I feel you’re using words you shouldn’t use. You don’t know the right way forward. He doesn’t; because you’re president doesn’t mean what you’re doing is right. We now feel the effects and we want to enjoy; all of us will die. Tomorrow, the president will die, and you will follow. There’s no one who is permanent here. So the president might not always do what he thinks he should do because he knows he will be removed in four years. So he does what will please you and what you think is fine but there might be another solution which takes a much longer time and is better than his present solution. So you must remember that.

So old people like me always laugh and say you are here to enjoy and after a little time you have, let’s make it happy. And if we know you will enjoy much better in 10 years time, we have to convince you that what we’re saying is right. If you do it today, you might not get the necessary things resolved. For example, my father was as poor as any person here. But here I am sitting on top and that has to do with a little ability.

And I learnt that if you behave in a certain manner, you will be able to move faster. So I don’t quite think the way we’re going is the way we can go faster and catch up with other people. I’ve already told you, we’re not working hard enough. If you tell him, he comes to work on time; he does everything and I say he’s not working hard enough. But if he’s in America, they will scream no, no, no on him and say this is laziness. You must do this, you must do that, and he will do them. 

When our people go to America, they behave that way. So why don’t they behave that way here in Nigeria? That is what I would say. I’ve been in the United States. I’ve been in South Africa. I’ve been in Britain, Canada. So I know these places and what they can do.

Is there any economic policy which you think can be reviewed?

If you review your policies of development, you can grow faster, but that is not what is happening now, although I’m not a governor. If I’m a governor, I will do something different. I’m not a president. I have no authority. So there are many things we can do better. 

In the first place, if you want to develop, you must work harder than you’re working now. 

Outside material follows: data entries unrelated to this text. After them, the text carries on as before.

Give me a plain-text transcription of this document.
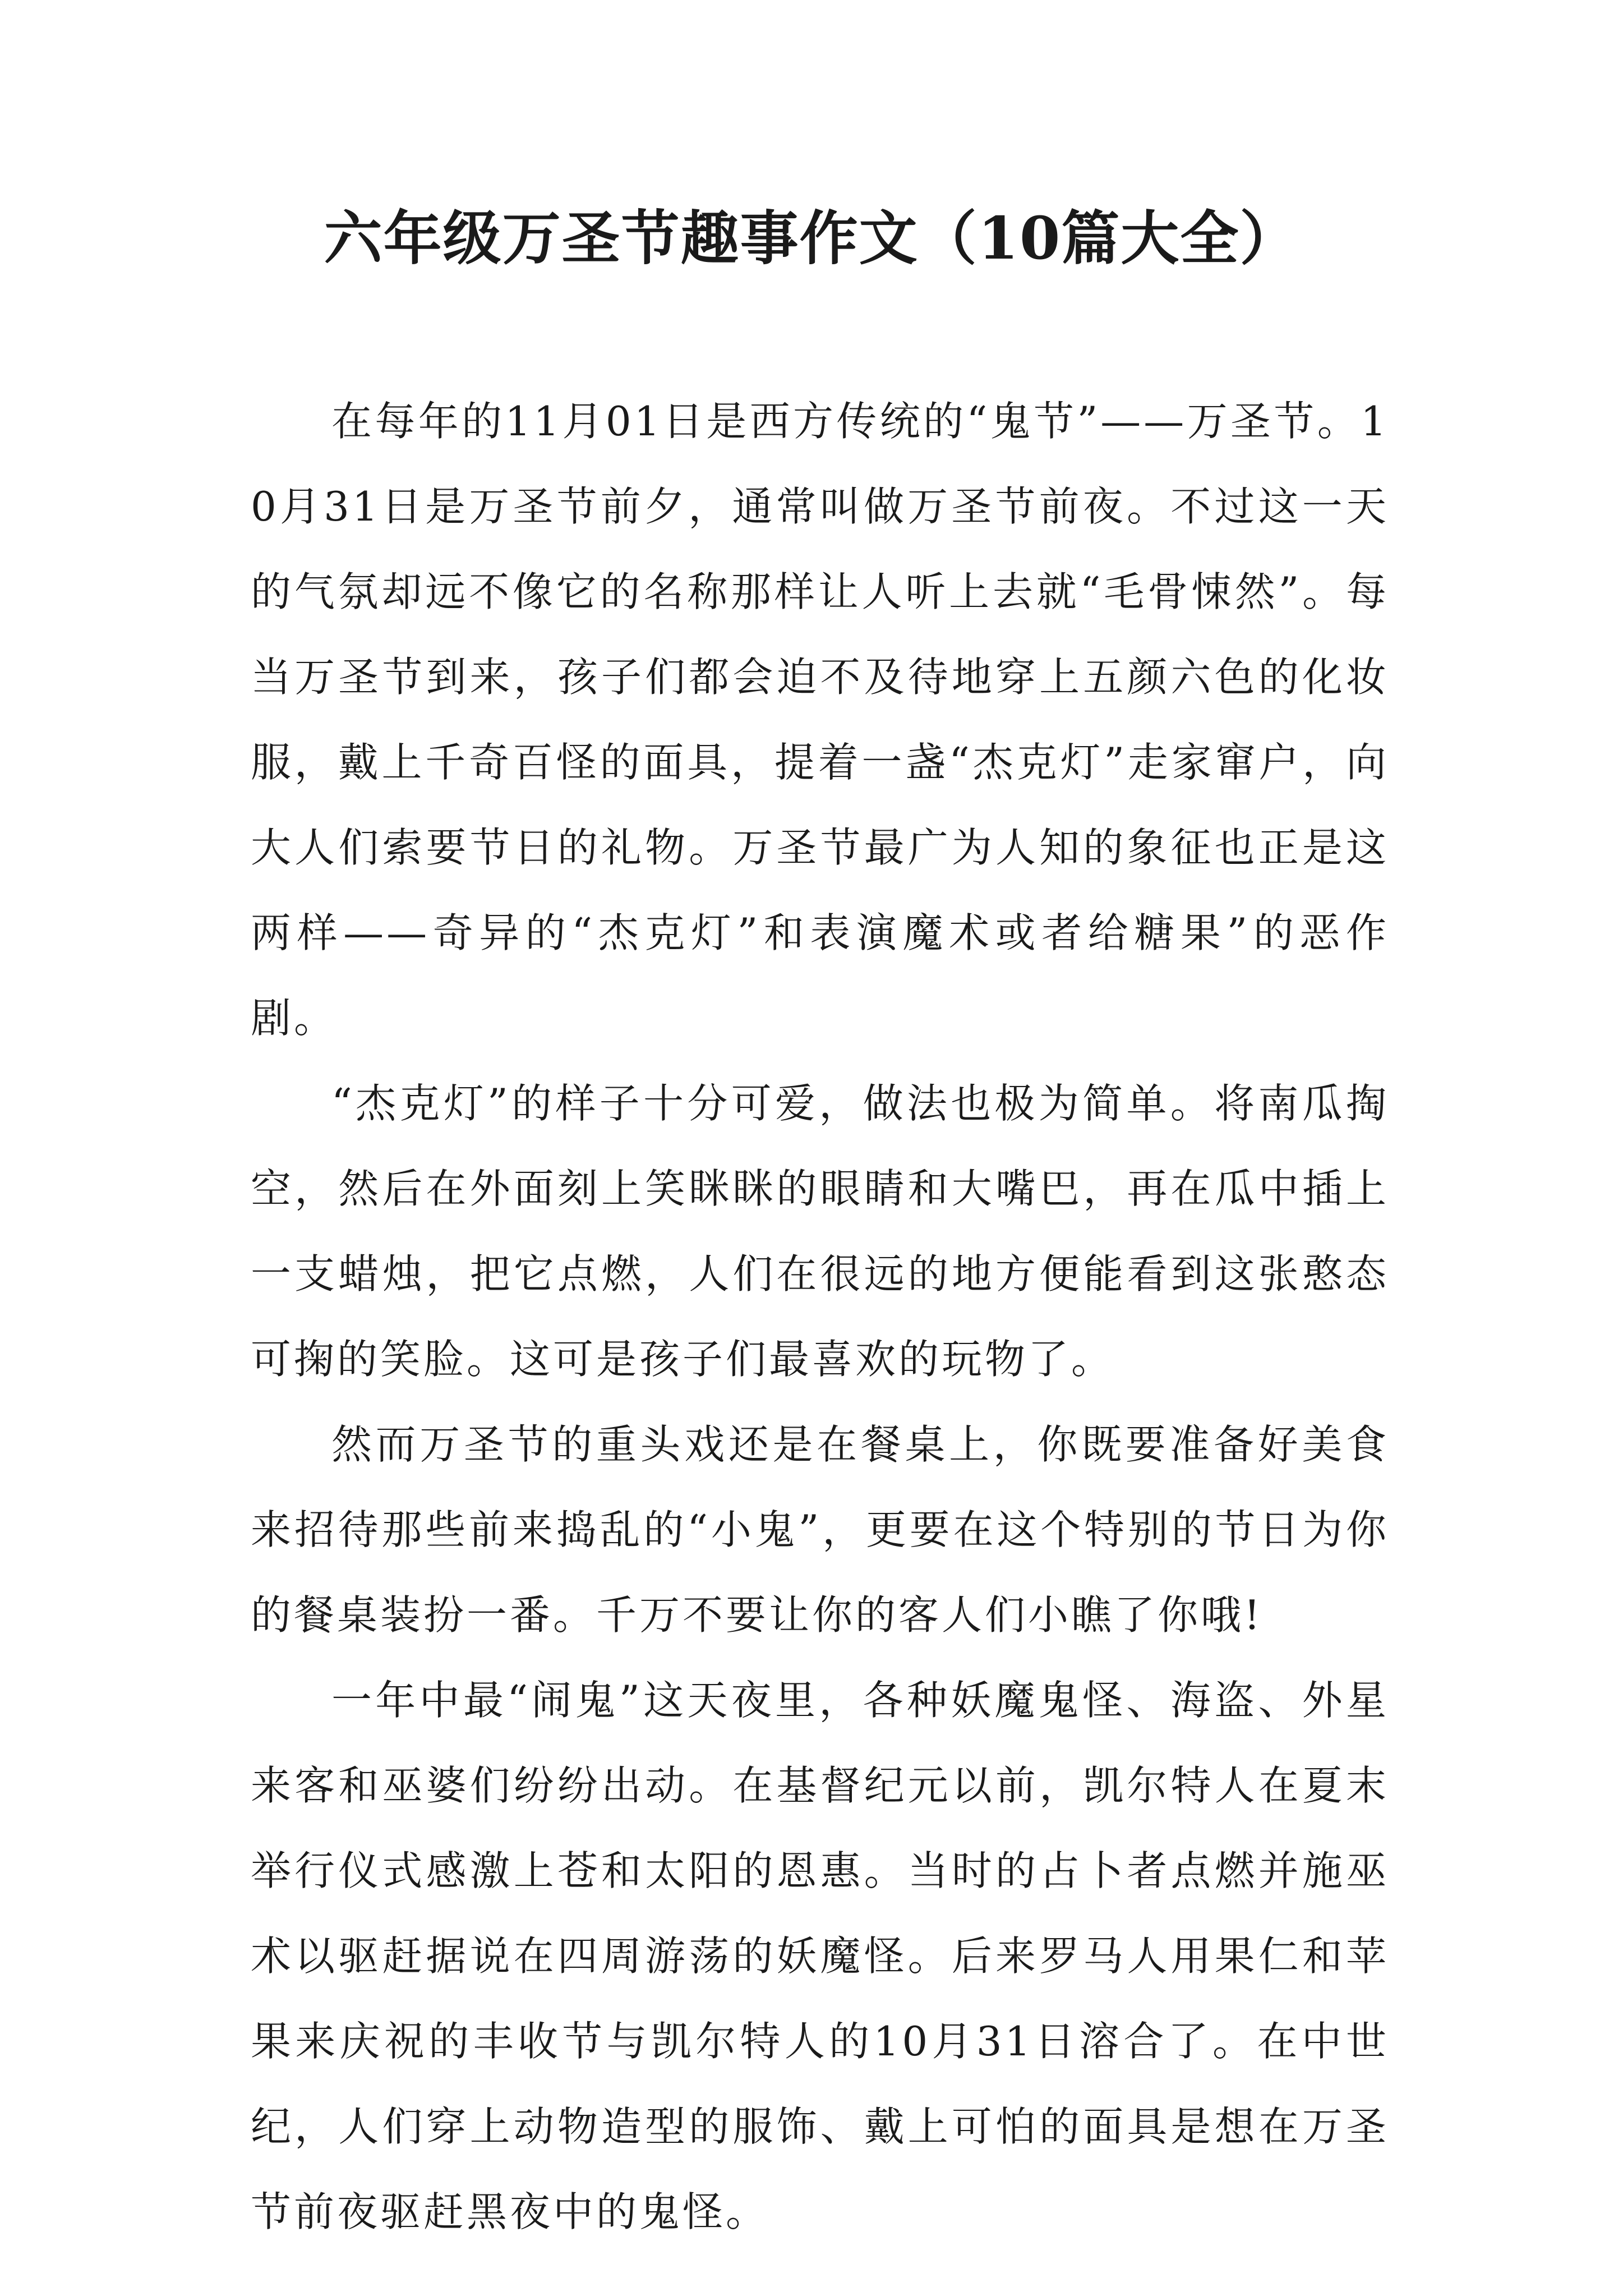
六年级万圣节趣事作文（10篇大全）

在每年的11月01日是西方传统的“鬼节”——万圣节。10月31日是万圣节前夕，通常叫做万圣节前夜。不过这一天的气氛却远不像它的名称那样让人听上去就“毛骨悚然”。每当万圣节到来，孩子们都会迫不及待地穿上五颜六色的化妆服，戴上千奇百怪的面具，提着一盏“杰克灯”走家窜户，向大人们索要节日的礼物。万圣节最广为人知的象征也正是这两样——奇异的“杰克灯”和表演魔术或者给糖果”的恶作剧。

“杰克灯”的样子十分可爱，做法也极为简单。将南瓜掏空，然后在外面刻上笑眯眯的眼睛和大嘴巴，再在瓜中插上一支蜡烛，把它点燃，人们在很远的地方便能看到这张憨态可掬的笑脸。这可是孩子们最喜欢的玩物了。

然而万圣节的重头戏还是在餐桌上，你既要准备好美食来招待那些前来捣乱的“小鬼”，更要在这个特别的节日为你的餐桌装扮一番。千万不要让你的客人们小瞧了你哦!

一年中最“闹鬼”这天夜里，各种妖魔鬼怪、海盗、外星来客和巫婆们纷纷出动。在基督纪元以前，凯尔特人在夏末举行仪式感激上苍和太阳的恩惠。当时的占卜者点燃并施巫术以驱赶据说在四周游荡的妖魔怪。后来罗马人用果仁和苹果来庆祝的丰收节与凯尔特人的10月31日溶合了。在中世纪，人们穿上动物造型的服饰、戴上可怕的面具是想在万圣节前夜驱赶黑夜中的鬼怪。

Was President Muhammadu Buhari right when he said Nigerian youths are lazy?

Please don’t ask me a question which will make me fight. I think I told you…I said they are lazy; they’re lazy. There’s a lot they can do. In fact, there’s something wrong with the brain of all of you. If I say that, they will descend on me and kill me.  

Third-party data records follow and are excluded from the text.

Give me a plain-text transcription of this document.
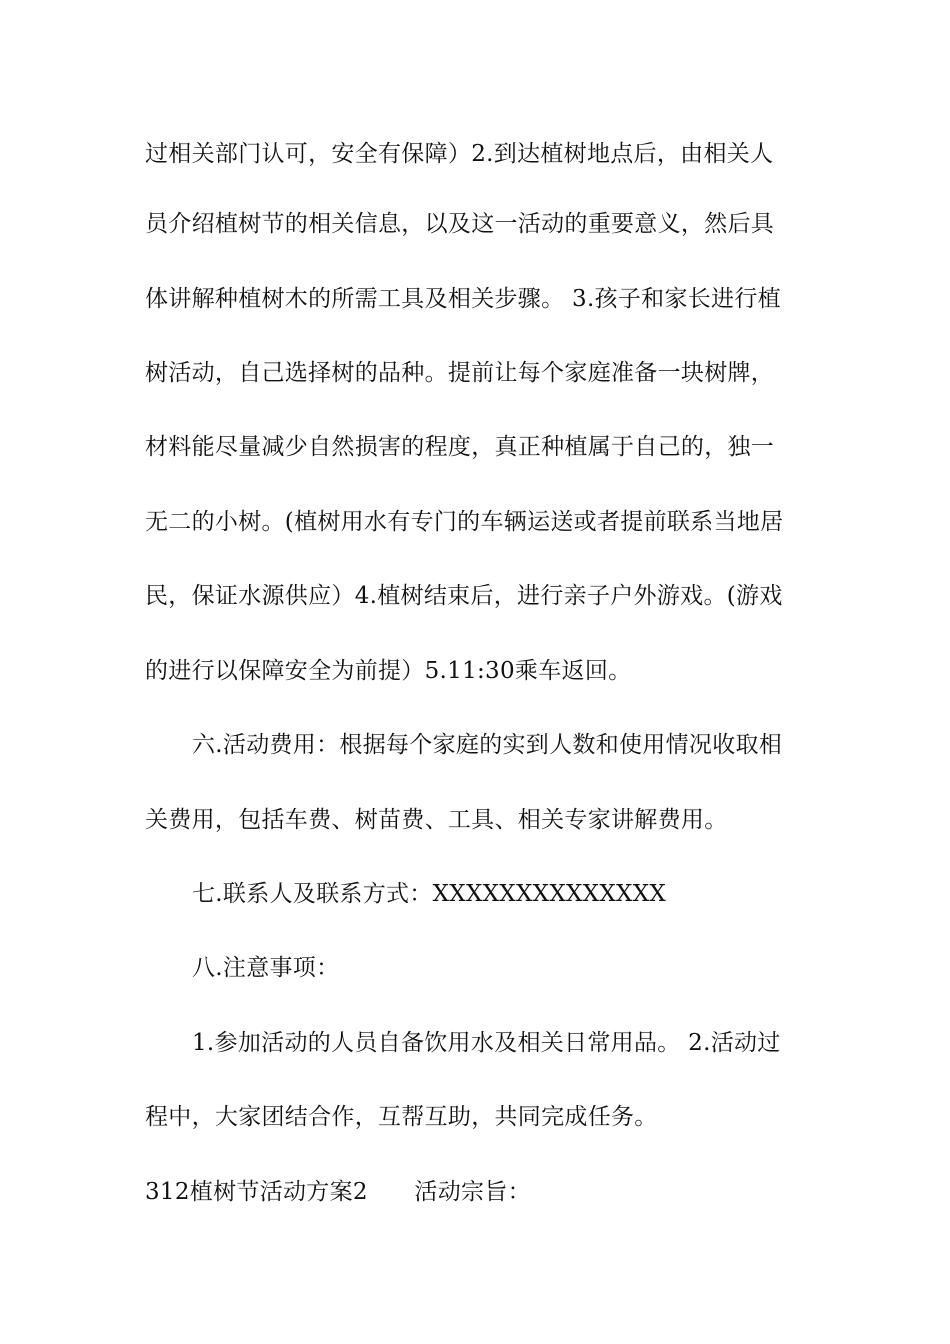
过相关部门认可，安全有保障）2.到达植树地点后，由相关人
员介绍植树节的相关信息，以及这一活动的重要意义，然后具
体讲解种植树木的所需工具及相关步骤。 3.孩子和家长进行植
树活动，自己选择树的品种。提前让每个家庭准备一块树牌，
材料能尽量减少自然损害的程度，真正种植属于自己的，独一
无二的小树。(植树用水有专门的车辆运送或者提前联系当地居
民，保证水源供应）4.植树结束后，进行亲子户外游戏。(游戏
的进行以保障安全为前提）5.11:30乘车返回。
六.活动费用：根据每个家庭的实到人数和使用情况收取相
关费用，包括车费、树苗费、工具、相关专家讲解费用。
七.联系人及联系方式：XXXXXXXXXXXXXX
八.注意事项：
1.参加活动的人员自备饮用水及相关日常用品。 2.活动过
程中，大家团结合作，互帮互助，共同完成任务。
312植树节活动方案2　　活动宗旨：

What is the effect of corruption on the development of Nigeria?

Corruption does not help development forward. If you are corrupt you will take public money and do what you like. If you take the money you can celebrate a birthday and spend N2bn dancing and eating; is that right?

At 90 you still speak well and for long, what is the secret?

Oh, incidentally, this is the third stroke I’m having and by all the rules of the game, I should be dead. But I will be leaving for Europe very soon. When they tell them he’s had three strokes every doctor is shocked and says three strokes? He ought to be in the ground, buried and not walking around.

How have you impacted on your people?

Firstly, I can take you to a place where water can be obtained. The government at a time wanted to give Ogwashi-Uku water and they assigned N441m. I looked at what they did and smiled. 

Therefore, I set up a project so that 12 towns and villages can have water. The project is there. I can show you. But I don’t shout it all over the place. The dam is there. But don’t forget, people forget little villages because they don’t have anyone to speak for them. If you are a little village and you don’t have a big man, an expert who will talk for you then you don’t get attention. All these Ph.D holders are experts who surround the governor and they may not advice him rightly; so that’s the problem.

Do you have regrets?

I now realise there are many things I could have done in a slightly different way, but generally as compared with people here, there isn’t much to regret. My time is spent trying to bring it to bear on people.